This project aims to classify Indonesian news headlines into two categories: clickbait or non-clickbait. We fine-tuned a pre-trained BERT model on labeled headline data to build a text classification system. This work explores how modern language models can be adapted to help detect potentially manipulative or misleading content in digital media.
News platforms and content aggregators in Indonesia often face a challenge with clickbait headlines, which aim to attract attention but may mislead readers. Detecting such headlines manually is inefficient and subjective.
As part of a research project, I aimed to develop an automated solution that could identify clickbait headlines in Indonesian using a fine-tuned transformer-based model (BERT).

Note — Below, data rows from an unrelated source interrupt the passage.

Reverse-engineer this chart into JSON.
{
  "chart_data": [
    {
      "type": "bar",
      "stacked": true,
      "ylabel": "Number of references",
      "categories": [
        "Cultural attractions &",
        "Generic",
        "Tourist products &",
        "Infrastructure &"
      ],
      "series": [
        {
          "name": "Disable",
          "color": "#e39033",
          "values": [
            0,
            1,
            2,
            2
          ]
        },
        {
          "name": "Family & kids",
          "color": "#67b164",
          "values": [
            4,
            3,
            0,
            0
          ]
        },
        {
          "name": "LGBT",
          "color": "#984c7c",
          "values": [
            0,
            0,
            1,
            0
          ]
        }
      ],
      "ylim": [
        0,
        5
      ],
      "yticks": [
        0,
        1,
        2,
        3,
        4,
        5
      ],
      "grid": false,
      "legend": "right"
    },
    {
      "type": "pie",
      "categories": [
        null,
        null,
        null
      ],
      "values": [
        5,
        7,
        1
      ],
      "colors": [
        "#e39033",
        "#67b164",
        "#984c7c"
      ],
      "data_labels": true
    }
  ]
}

- Collected and preprocessed a dataset of 12,000+ Indonesian news headlines labeled as clickbait or non-clickbait.
- Utilized the HuggingFace Transformers library and fine-tuned the Multilingual BERT (bert-base-multilingual-uncased) model.
- Implemented text tokenization, attention masking, and label encoding using PyTorch and Transformers.
- Trained and evaluated the model on Google Colab.
- Achieved an accuracy of 75.4% and an Validation Accuracy of 81.7% on the test set.
- The model effectively captured patterns in clickbait language, especially emotional and curiosity-driven wording.
- This project demonstrates the capability of multilingual BERT to handle Indonesian-language NLP tasks with minimal customization.